Decisão unânime de deputados estaduais autoriza desconto temporário de R$ 0,60 por litro pago pelo governo gaúcho

A adesão do Rio Grande do Sul ao Regime Emergencial de Abastecimento Interno de Combustíveis foi aprovada na Assembleia Legislativa na terça-feira, 23 de junho. O projeto de lei complementar, que recebeu 47 votos favoráveis e nenhum contrário, autoriza a participação gaúcha no programa nacional de redução de preços do combustível.

A medida é fruto de uma cooperação entre estados e a União, instituída por meio da Medida Provisória nº 1.349. O programa prevê um custeio temporário de R$ 1,20 por litro de diesel, com efeitos retroativos aos meses de abril e maio. A divisão do custo ocorre de forma igualitária: R$ 0,60 são pagos pela União e R$ 0,60 pelas unidades federativas parceiras. No território gaúcho, o impacto financeiro para o erário é estimado em R$ 118,6 milhões.

Segundo a secretária da Secretaria Estadual da Fazenda, Pricilla Santana, a adesão busca conter as consequências econômicas da instabilidade internacional no mercado de petróleo. A gestora explicou que o conflito recente envolvendo os Estados Unidos e o Irã, na região do Oriente Médio, provocou uma alta global nos custos de transporte que acabou atingindo o Rio Grande do Sul. Ela acrescentou que o subsídio protege o mercado interno gaúcho sem comprometer o equilíbrio das contas públicas estaduais.

Funcionamento do ICMS sobre combustíveis

O Imposto sobre a Circulação de Mercadorias e Prestação de Serviços (ICMS) aplicado sobre o diesel segue o sistema "ad rem" desde 2023. Regulado nacionalmente pela Lei Complementar nº 192/2022, o modelo estabelece a cobrança de um valor fixo por litro do produto, atualmente fixado na alíquota nacional de R$ 1,17 por litro.

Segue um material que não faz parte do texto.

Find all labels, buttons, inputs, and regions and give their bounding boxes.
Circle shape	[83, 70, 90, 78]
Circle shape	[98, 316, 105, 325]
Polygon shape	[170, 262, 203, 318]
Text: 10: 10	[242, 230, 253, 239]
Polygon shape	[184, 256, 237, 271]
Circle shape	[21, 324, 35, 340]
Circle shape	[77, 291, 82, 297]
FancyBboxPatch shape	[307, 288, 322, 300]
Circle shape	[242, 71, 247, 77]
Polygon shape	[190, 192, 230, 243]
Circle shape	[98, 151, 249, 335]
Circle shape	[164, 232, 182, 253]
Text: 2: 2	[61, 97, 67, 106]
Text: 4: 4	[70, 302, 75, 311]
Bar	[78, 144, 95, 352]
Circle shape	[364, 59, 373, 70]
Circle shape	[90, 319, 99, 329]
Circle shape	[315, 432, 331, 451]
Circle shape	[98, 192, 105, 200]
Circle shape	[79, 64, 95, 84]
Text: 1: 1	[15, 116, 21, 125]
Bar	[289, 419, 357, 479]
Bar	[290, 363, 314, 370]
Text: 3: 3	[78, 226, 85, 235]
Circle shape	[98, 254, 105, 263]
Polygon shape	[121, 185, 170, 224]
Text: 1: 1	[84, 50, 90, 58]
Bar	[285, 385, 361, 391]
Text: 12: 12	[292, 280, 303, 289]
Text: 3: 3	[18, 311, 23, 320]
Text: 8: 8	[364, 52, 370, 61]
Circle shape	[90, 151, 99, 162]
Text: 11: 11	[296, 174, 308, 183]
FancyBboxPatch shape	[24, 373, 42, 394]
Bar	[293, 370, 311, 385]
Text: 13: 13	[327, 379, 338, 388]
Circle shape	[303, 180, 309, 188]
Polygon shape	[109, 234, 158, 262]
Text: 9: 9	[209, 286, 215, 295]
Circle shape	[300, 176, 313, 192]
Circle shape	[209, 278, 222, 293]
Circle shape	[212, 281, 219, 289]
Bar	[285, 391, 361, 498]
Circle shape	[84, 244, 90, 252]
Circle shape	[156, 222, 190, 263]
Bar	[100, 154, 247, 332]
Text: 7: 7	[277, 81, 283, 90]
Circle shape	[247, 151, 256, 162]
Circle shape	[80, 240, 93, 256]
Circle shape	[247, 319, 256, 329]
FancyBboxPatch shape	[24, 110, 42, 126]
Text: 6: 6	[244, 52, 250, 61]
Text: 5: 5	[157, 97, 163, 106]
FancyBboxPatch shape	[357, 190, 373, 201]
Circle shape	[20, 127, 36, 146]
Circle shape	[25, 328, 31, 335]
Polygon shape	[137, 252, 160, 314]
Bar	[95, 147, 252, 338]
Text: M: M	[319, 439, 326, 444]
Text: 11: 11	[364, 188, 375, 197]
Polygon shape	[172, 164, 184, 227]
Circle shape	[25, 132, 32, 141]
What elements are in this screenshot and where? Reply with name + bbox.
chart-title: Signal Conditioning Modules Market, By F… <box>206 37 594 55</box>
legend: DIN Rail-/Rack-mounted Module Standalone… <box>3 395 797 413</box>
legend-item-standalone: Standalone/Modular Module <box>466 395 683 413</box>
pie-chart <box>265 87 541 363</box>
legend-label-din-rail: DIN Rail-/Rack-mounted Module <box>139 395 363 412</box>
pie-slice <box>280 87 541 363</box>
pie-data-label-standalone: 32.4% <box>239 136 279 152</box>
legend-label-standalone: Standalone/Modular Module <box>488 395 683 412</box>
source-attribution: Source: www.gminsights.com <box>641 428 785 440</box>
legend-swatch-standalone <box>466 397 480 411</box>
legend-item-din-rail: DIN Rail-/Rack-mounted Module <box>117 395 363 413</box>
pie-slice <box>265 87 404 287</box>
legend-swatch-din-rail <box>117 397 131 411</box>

Esse formato tributário atua de maneira anticíclica, isto é, corre na direção oposta à tendência geral de mercado. Como a cobrança é fixa por quantidade e não proporcional ao preço de venda, a alta do valor do diesel nas bombas não gera aumento automático de arrecadação para o governo estadual nem encarece a fatia de imposto paga pelo consumidor gaúcho.